不过何友龙就没那么幸运了,他从头至尾看完了整个现场直播,顿感嘴里一股酸水涌上来,抓着船栏开始在那儿大吐狂吐起来。
少了下半身的茶色眼镜男悬在水面上嘶喊哀嚎,胸腹里各种血糊拉丝的器官簌簌往下掉,很快就迎来了另一头鲨的鱼跃吞噬,彻底消失于海面上。
等梁慕晴省悟过来,用手刨开眼前的餐巾纸后,再定睛瞧去,却只发现海面上有几头鲨在猩红的水中哄抢着什么,茶色眼镜男却不见了踪影。见状,她本想向费伦娇嗔。让他别再挡着她看戏,结果话还没出口,就见海面上一个圆滚滚的东西被几头鲨鱼拱来拱去。定睛一看,却是茶色眼镜男双目圆瞪的头颅,几头鲨鱼你来我往,还真他喵没找着下嘴的时机。
“呕……”
梁慕晴顿时反了胃,学着何友龙的样儿也大吐特吐起来。
同样,一直想闭眼、却在空中倒立着的劫匪老大也看见了这幕,一时没忍住。肚子里的酸水哗哗地倒灌进嘴里,然后喷涌出来。
反倒是费伦见了那头颅,心念一动就让其升出了水。本欲将其移回甲板上给剩下的三名劫匪留个念想,没曾想这时一头鲨鱼跃而起,就朝那头咬去!
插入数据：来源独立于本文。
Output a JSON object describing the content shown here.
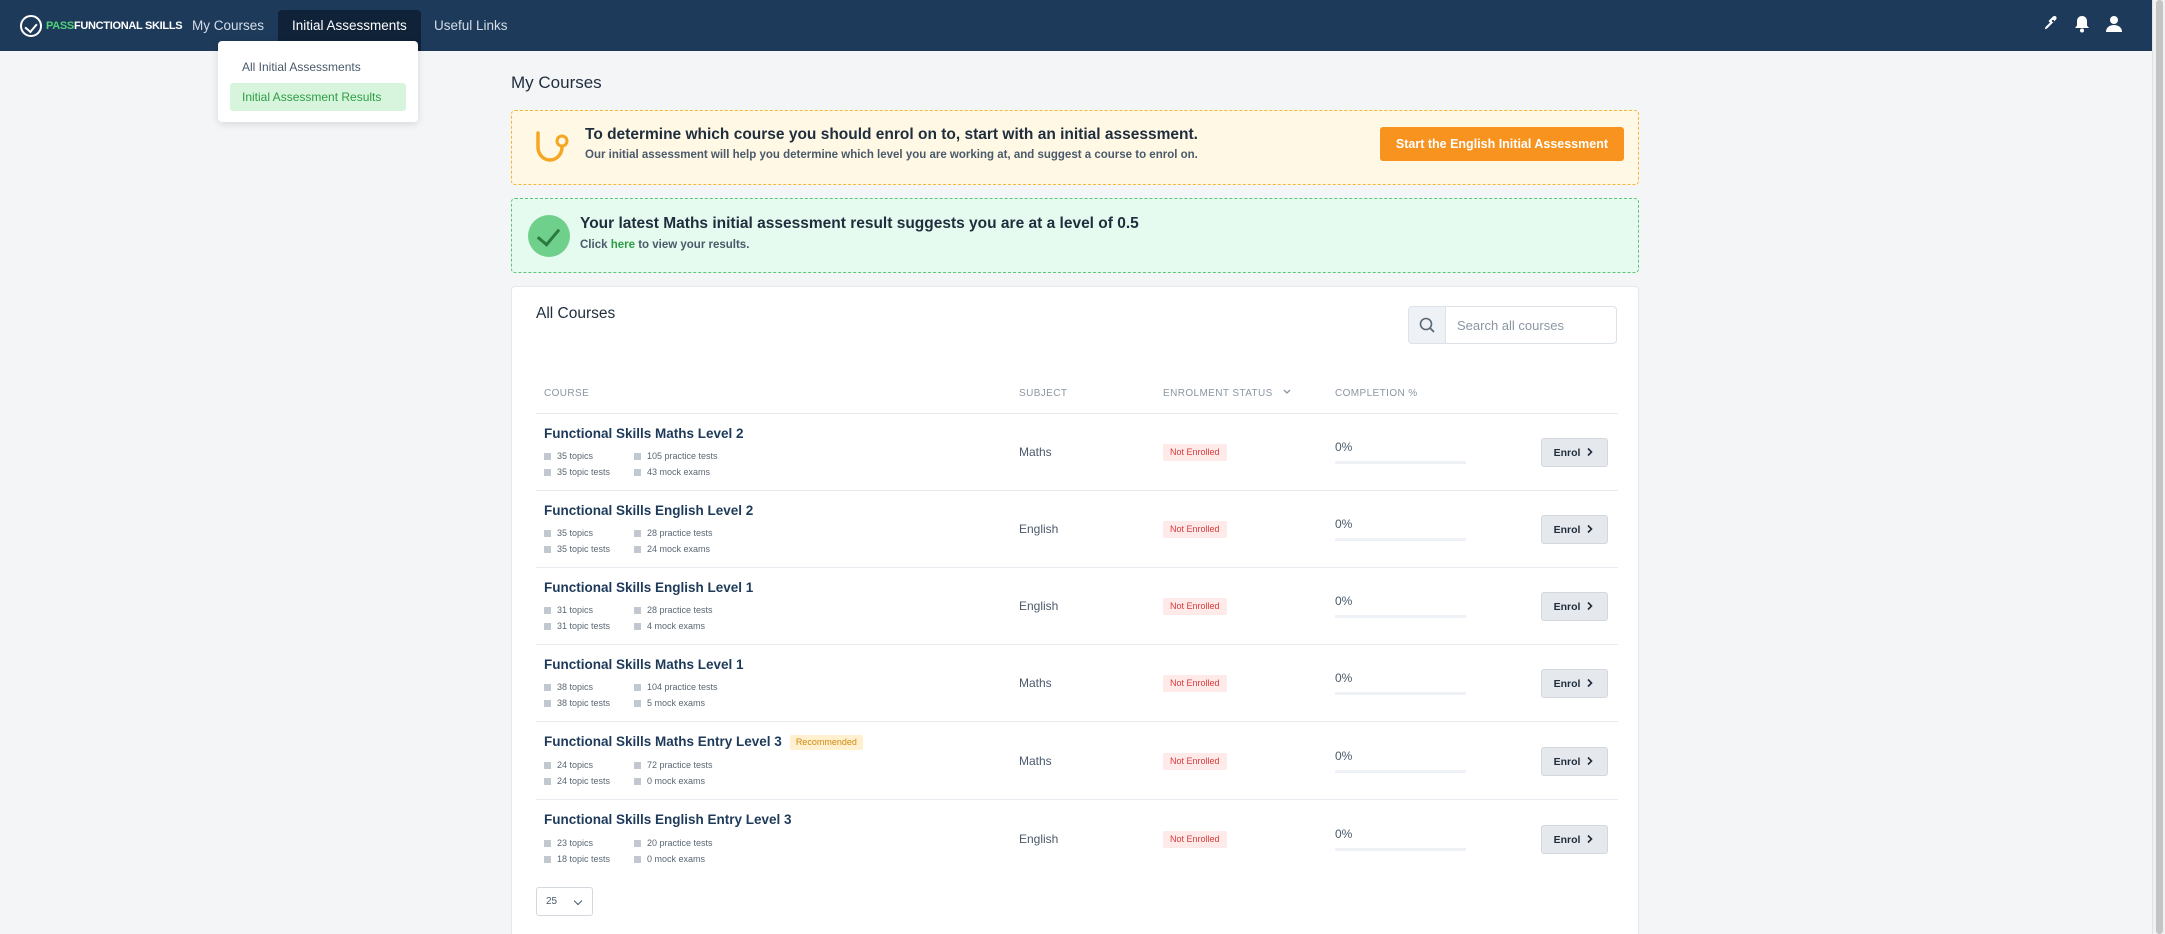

“孽畜!”费伦暴喝一声,顿时船上所有人都看到那条想要咬头颅的鲨鱼被定格在了海面之上。这还不算完。费伦一怒之下,竟意念控制着这头鲨鱼往空中升去,同时冷笑道:“貌似是三百八十九米吧,从那个高度掉下来,不管以何种姿势入水,都会像撞上地面一样硬!”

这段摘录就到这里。